TAIPEI • Taiwan is to launch an official investigation into the ill-gotten assets of political parties in a move blasted by the opposition Kuomin- tang (KMT) as persecution.
The move comes after Beijing- sceptic President Tsai Ing-wen took power in May, marking the end of an eight-year rapprochement with China under the previous KMT government.
Since then, relations with Beijing have become increasingly frosty, and the new investigation is likely to deepen divisions between Taiwan's main parties.
Ms Tsai repeatedly challenged the legitimacy of the KMT's assets in her presidential campaign and accused it of trying to dispose of them before presidential and parliamentary elections in January.

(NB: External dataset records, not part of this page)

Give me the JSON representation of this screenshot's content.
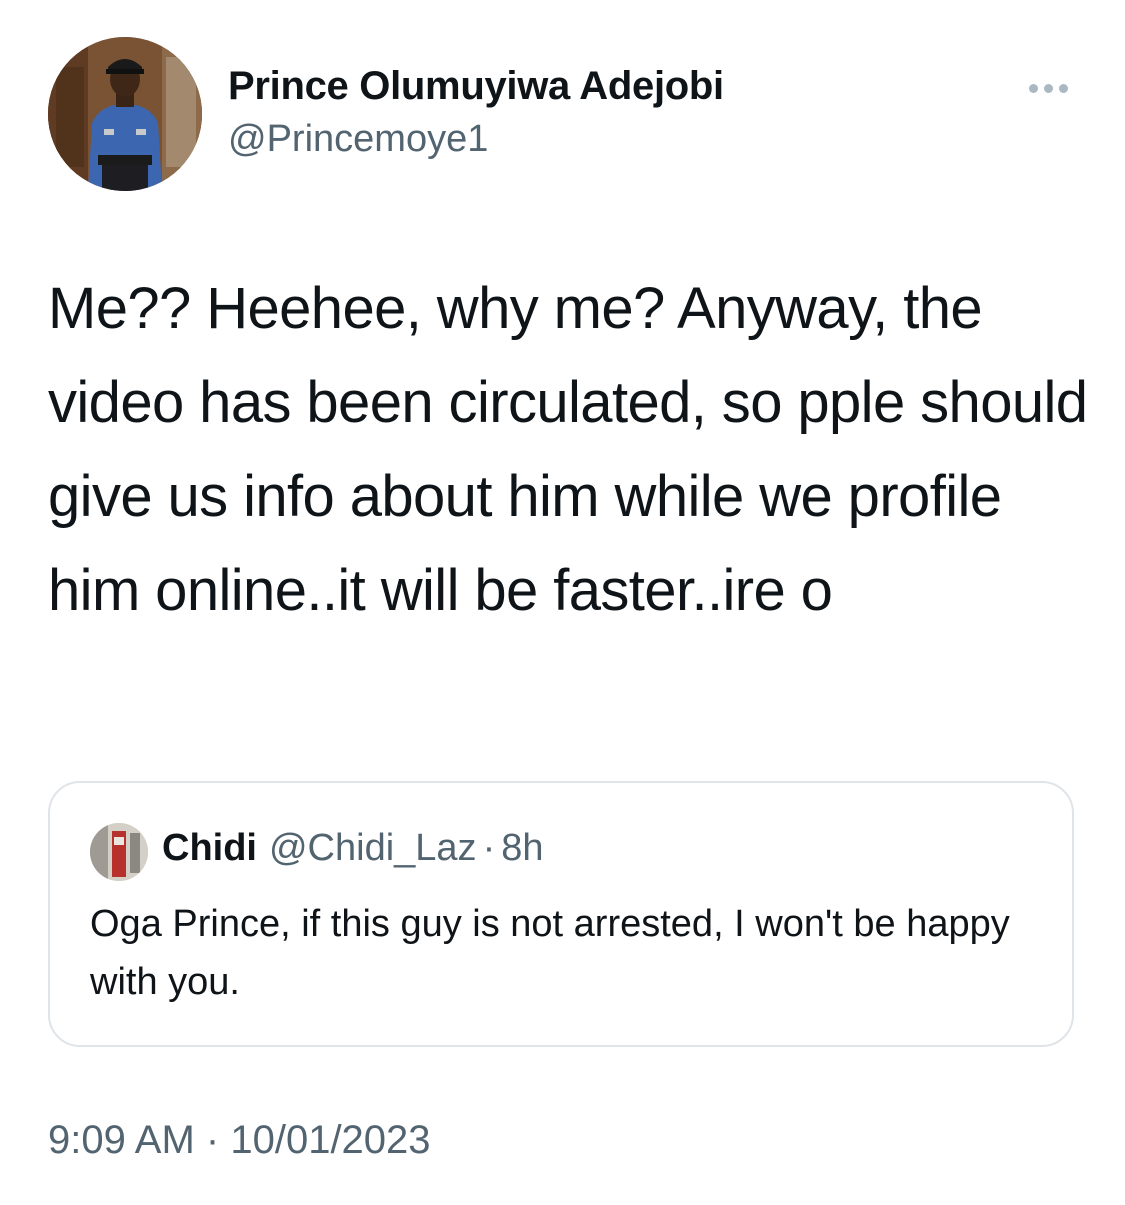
{
  "author": {
    "name": "Prince Olumuyiwa Adejobi",
    "handle": "@Princemoye1"
  },
  "tweet": {
    "text": "Me?? Heehee, why me? Anyway, the video has been circulated, so pple should give us info about him while we profile him online..it will be faster..ire o",
    "time": "9:09 AM",
    "separator": "·",
    "date": "10/01/2023"
  },
  "quoted_tweet": {
    "name": "Chidi",
    "handle": "@Chidi_Laz",
    "separator": "·",
    "age": "8h",
    "text": "Oga Prince, if this guy is not arrested, I won't be happy with you."
  },
  "icons": {
    "more": "more-horizontal-icon"
  },
  "colors": {
    "text": "#0f1419",
    "secondary": "#536471",
    "border": "#dfe4e8"
  }
}
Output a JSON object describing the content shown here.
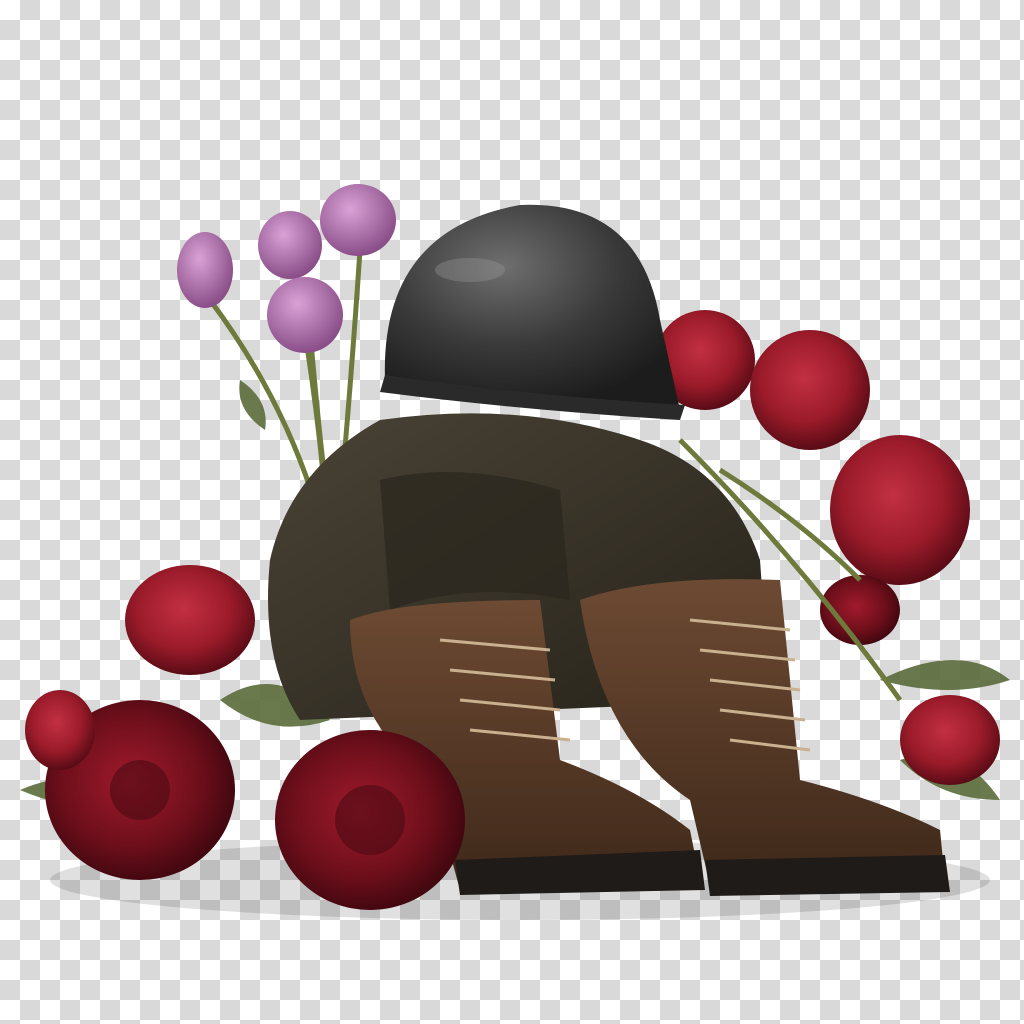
{
  "image": {
    "background": "transparency-checkerboard",
    "subject": [
      "helmet",
      "uniform",
      "boots",
      "roses"
    ]
  },
  "colors": {
    "checker_light": "#ffffff",
    "checker_dark": "#d9d9d9",
    "helmet": "#3a3a3a",
    "uniform": "#3b352c",
    "boot_leather": "#5a3c2a",
    "boot_sole": "#1f1b18",
    "rose_red": "#9b1b2a",
    "rose_deep": "#6e0f1b",
    "rose_purple": "#a86aa6",
    "leaf_green": "#5a6b3a"
  }
}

Although the Bill passed by Parliament late on Monday authorises the investigation and seizure of ill-gotten assets from all parties, it is only the KMT which has faced questions about its trove.

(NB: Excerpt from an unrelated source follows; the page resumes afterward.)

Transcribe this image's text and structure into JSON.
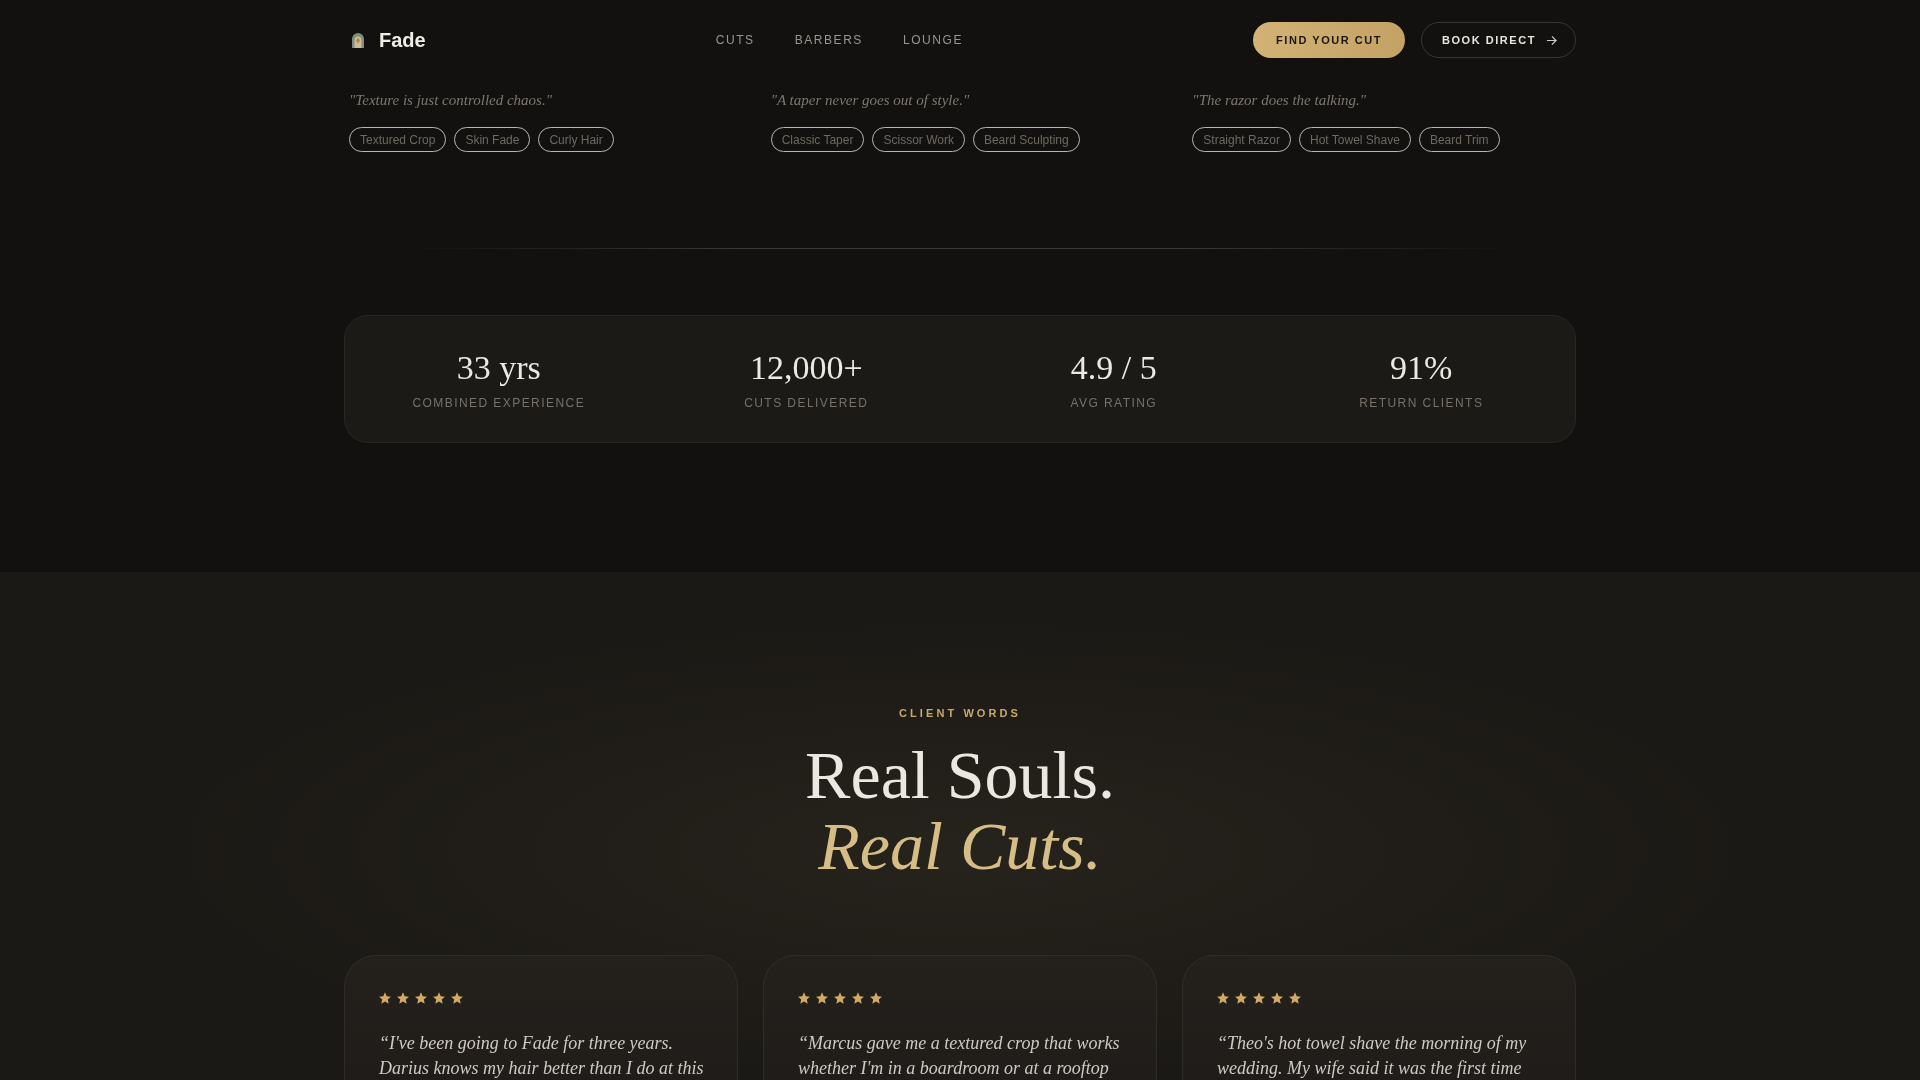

Considered one of the richest parties in the world, it registered total assets of NT$18.96 billion (S$802 million) by the end of last year, compared with NT$478.72 million by Ms Tsai's Democratic Progressive Party (DPP).
Critics have long accused the party of stealing from the people of Taiwan and illegally amassing fortunes through cosy business links during its half-century grip on power.

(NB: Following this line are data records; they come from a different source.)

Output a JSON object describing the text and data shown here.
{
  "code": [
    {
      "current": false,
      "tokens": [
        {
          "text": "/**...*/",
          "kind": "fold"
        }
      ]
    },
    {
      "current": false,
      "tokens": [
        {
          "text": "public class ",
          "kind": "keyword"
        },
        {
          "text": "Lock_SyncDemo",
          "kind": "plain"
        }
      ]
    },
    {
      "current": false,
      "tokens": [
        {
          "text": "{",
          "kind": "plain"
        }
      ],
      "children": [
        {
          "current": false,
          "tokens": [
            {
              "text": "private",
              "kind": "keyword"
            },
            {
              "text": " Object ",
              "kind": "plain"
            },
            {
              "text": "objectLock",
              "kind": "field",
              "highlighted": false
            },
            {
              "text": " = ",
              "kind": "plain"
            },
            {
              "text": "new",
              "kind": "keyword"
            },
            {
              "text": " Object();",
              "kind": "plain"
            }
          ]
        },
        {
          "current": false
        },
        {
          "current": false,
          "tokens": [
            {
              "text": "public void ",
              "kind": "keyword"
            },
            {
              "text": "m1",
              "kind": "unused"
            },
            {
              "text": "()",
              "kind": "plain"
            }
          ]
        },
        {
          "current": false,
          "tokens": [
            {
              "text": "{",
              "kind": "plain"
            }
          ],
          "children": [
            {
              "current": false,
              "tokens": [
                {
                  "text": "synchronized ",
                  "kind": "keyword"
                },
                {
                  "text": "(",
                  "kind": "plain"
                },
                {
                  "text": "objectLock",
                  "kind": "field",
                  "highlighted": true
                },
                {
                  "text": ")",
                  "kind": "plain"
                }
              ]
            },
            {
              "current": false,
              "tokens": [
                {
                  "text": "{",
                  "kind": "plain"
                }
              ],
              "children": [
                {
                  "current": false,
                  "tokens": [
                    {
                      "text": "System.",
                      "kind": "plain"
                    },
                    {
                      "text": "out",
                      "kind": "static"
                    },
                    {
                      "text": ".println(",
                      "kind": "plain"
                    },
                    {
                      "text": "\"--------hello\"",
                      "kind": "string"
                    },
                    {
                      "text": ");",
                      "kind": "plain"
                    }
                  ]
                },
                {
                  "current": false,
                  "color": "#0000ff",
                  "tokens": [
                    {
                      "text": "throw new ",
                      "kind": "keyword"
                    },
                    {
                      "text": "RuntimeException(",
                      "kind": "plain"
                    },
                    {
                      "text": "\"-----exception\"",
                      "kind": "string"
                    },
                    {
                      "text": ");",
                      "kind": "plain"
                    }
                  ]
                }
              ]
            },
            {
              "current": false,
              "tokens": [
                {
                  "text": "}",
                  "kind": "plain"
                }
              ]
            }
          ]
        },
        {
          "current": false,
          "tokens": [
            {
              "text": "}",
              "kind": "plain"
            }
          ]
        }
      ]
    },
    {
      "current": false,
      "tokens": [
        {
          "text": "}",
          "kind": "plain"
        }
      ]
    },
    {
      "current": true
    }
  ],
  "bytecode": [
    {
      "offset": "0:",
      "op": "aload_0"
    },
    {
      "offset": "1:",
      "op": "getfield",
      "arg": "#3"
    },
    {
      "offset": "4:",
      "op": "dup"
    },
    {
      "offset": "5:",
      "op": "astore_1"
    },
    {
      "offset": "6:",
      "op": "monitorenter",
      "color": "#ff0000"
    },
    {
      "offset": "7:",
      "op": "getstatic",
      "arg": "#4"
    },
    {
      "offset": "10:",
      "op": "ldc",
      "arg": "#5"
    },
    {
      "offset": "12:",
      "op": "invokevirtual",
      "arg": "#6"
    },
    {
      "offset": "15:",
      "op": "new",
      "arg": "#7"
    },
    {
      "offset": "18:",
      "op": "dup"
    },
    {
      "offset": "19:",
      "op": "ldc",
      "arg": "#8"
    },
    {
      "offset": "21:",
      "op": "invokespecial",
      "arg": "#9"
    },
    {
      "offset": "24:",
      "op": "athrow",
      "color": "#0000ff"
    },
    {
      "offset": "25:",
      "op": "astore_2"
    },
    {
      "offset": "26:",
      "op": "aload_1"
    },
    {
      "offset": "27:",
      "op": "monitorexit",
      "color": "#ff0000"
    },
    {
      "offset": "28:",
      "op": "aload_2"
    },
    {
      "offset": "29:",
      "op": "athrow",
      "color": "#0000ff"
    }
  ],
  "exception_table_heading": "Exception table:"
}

Ms Tsai described the passing of the Bill as a "milestone for mature development in Taiwan's democratic politics".
But KMT chairman Hung Hsiu-chu lashed out at the DPP for using "majority violence to pass an illegal, unconstitutional and undemocratic vicious law" for its own partisan interests.
The KMT has repeatedly blocked the assets Bill, which was first proposed 14 years ago when it held a parliamentary majority.
Under the Bill, all assets of a political party, with the exception of membership fees, political donations and government subsidies, obtained since Aug 15, 1945 - when the KMT took over Taiwan from Japan - are considered ill-gotten and must be returned to the government.